Have referenced the related issues, but the solutions didn’t appear to apply. I get the message:
“Failed due to unhealthy allocations - no stable job version to auto revert to”
Despite this, the app appears to be running… but want to figure this out.
When you say “the app appears to be running” … do you mean you are able to access /healthcheck in a browser, and get a successful response (200)?
Only when I’ve had a deploy say [1 passing, 1 critical] generally it’s the tcp healthcheck that passes but the http healthcheck that fails.
You can check on that if you run fly logs. Do you see the Fly system attempt to call /healthcheck? What response code is shown? If you see a non-200 code (like a 500) the healthcheck is failing and hence the deploy is not completing. Often you will see a message to say why from your app, like an exception (assuming you have some kind of logging).
The other thing to double-check would be whether using e.g 10_000 in the fly.toml is valid. I assume it is (given the lack of error to say it’s not valid) but the example has e.g 10000:
Ah, well that would explain the error on-deploy then. The Fly system would also get a 404 when it tries to access /healthcheck. Being a non-200, it would fail.
So … you could either edit the path in the fly.toml so the healthcheck is done on /. As you say you can access that, so that means it could too. And so pass, and the deploy would complete.
Or you could leave the fly.toml as-is and add a route in your app for /healthcheck. So, again, it (and you) would get a successful response from a request to that. And the deploy would complete.
I keep getting the unhealthy checks error on my GithubActions build.
the vm status:
Instance
ID = 4caa034a
Process = app
Version = 92
Region = ord
Desired = stop
Status = complete
Health Checks = 2 total, 2 critical
Restarts = 0
Created = 5m50s ago
Events
TIMESTAMP TYPE MESSAGE
2022-10-12T13:24:56Z Received Task received by client
2022-10-12T13:24:56Z Task Setup Building Task Directory
2022-10-12T13:24:59Z Started Task started by client
2022-10-12T13:29:56Z Alloc Unhealthy Task not running for min_healthy_time of 10s by deadline
2022-10-12T13:29:57Z Killing Sent interrupt. Waiting 5s before force killing
2022-10-12T13:30:15Z Terminated Exit Code: 0
2022-10-12T13:30:15Z Killed Task successfully killed
Checks
ID SERVICE STATE OUTPUT
3df2415693844068640885b45074b954 tcp-8080 critical dial tcp <ip>:8080: connect: connection refused
03833b6def760b24d9962af66e7ec077 tcp-8080 critical Get "<ip>:8080/healthcheck": dial tcp 172.19.1.50:8080: connect: connection refused
Recent Logs
2022-10-12T13:30:12Z [info]Shutting down virtual machine
2022-10-12T13:30:12Z [info][2022-10-12 13:30:12 +0000] [520] [INFO] Handling signal: int
2022-10-12T13:30:12Z [info]Sending signal SIGINT to main child process w/ PID 520
2022-10-12T13:30:12Z [info][2022-10-12 13:30:12 +0000] [525] [INFO] Worker exiting (pid: 525)
2022-10-12T13:30:12Z [info][2022-10-12 13:30:12 +0000] [520] [INFO] Shutting down: Master
2022-10-12T13:30:13Z [info]Starting clean up.
and the Dockerfile
FROM python:latest
WORKDIR /app
EXPOSE 8080
COPY ./requirements.txt /app
RUN pip install -r requirements.txt
COPY . /app
CMD ["gunicorn","-b","127.0.0.1:8080","app:app"]

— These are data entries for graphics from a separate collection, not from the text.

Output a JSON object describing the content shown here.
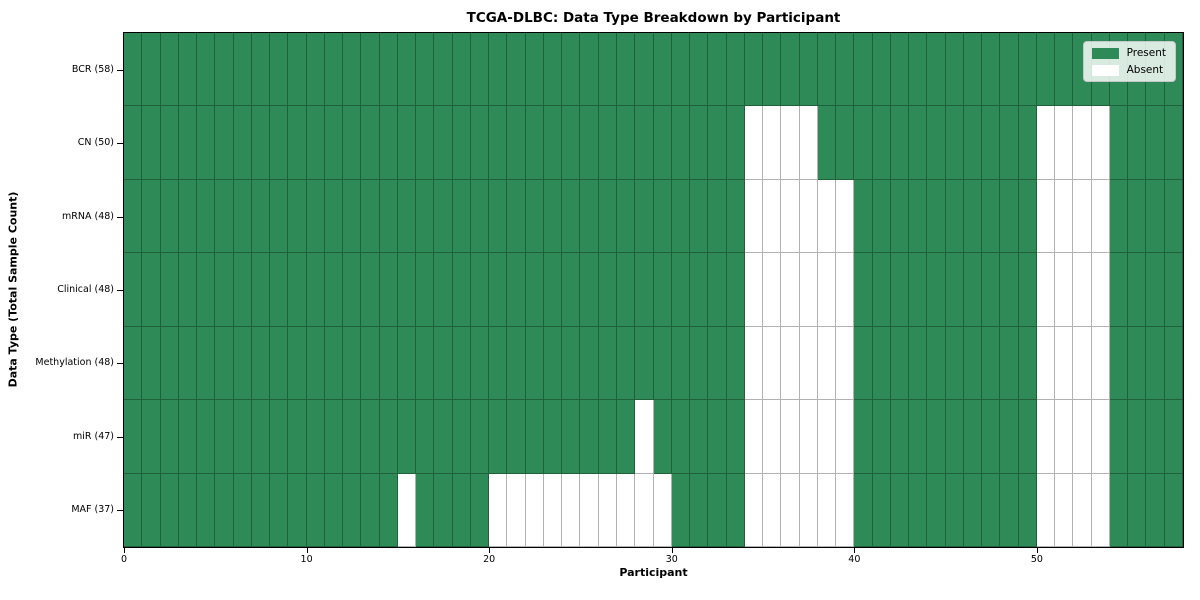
{
  "title": "TCGA-DLBC: Data Type Breakdown by Participant",
  "xlabel": "Participant",
  "ylabel": "Data Type (Total Sample Count)",
  "legend": {
    "present_label": "Present",
    "absent_label": "Absent"
  },
  "colors": {
    "present": "#2E8B57",
    "absent": "#FFFFFF",
    "grid_line": "rgba(0,0,0,0.30)",
    "frame": "#000000",
    "legend_background": "rgba(255,255,255,0.82)"
  },
  "chart_data": {
    "type": "heatmap",
    "title": "TCGA-DLBC: Data Type Breakdown by Participant",
    "xlabel": "Participant",
    "ylabel": "Data Type (Total Sample Count)",
    "legend": [
      "Present",
      "Absent"
    ],
    "legend_position": "upper right",
    "grid": "cell borders, semi-transparent black",
    "participant_count": 58,
    "x_range": [
      0,
      58
    ],
    "x_ticks": [
      0,
      10,
      20,
      30,
      40,
      50
    ],
    "value_encoding": {
      "present": 1,
      "absent": 0
    },
    "rows": [
      {
        "label": "BCR (58)",
        "data_type": "BCR",
        "total_sample_count": 58,
        "absent_participants": []
      },
      {
        "label": "CN (50)",
        "data_type": "CN",
        "total_sample_count": 50,
        "absent_participants": [
          34,
          35,
          36,
          37,
          50,
          51,
          52,
          53
        ]
      },
      {
        "label": "mRNA (48)",
        "data_type": "mRNA",
        "total_sample_count": 48,
        "absent_participants": [
          34,
          35,
          36,
          37,
          38,
          39,
          50,
          51,
          52,
          53
        ]
      },
      {
        "label": "Clinical (48)",
        "data_type": "Clinical",
        "total_sample_count": 48,
        "absent_participants": [
          34,
          35,
          36,
          37,
          38,
          39,
          50,
          51,
          52,
          53
        ]
      },
      {
        "label": "Methylation (48)",
        "data_type": "Methylation",
        "total_sample_count": 48,
        "absent_participants": [
          34,
          35,
          36,
          37,
          38,
          39,
          50,
          51,
          52,
          53
        ]
      },
      {
        "label": "miR (47)",
        "data_type": "miR",
        "total_sample_count": 47,
        "absent_participants": [
          28,
          34,
          35,
          36,
          37,
          38,
          39,
          50,
          51,
          52,
          53
        ]
      },
      {
        "label": "MAF (37)",
        "data_type": "MAF",
        "total_sample_count": 37,
        "absent_participants": [
          15,
          20,
          21,
          22,
          23,
          24,
          25,
          26,
          27,
          28,
          29,
          34,
          35,
          36,
          37,
          38,
          39,
          50,
          51,
          52,
          53
        ]
      }
    ]
  }
}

So the previous suggestion resolved my issue, but then I encountered a https issue with my Flask app. I used the werkzeug proxy workaround. But now my app is not deploying. Giving me the same unhealthy allocation error.
v143 is being deployed
232b495f: ord pending
232b495f: ord pending
232b495f: ord running unhealthy [health checks: 2 total, 1 passing]
232b495f: ord running unhealthy [health checks: 2 total, 1 passing, 1 critical]
Failed Instances
Instance
Failure #1
ID PROCESS VERSION REGION DESIRED STATUS HEALTH CHECKS RESTARTS CREATED
232b495f app 143 ord run running 2 total, 1 passing, 1 critical 0 4m56s ago
Recent Events
TIMESTAMP TYPE MESSAGE
--> v143 failed - Failed due to unhealthy allocations - not rolling back to stable job version 143 as current job has same specification and deploying as v144
I tried editing the healthcheck section of my fly.toml.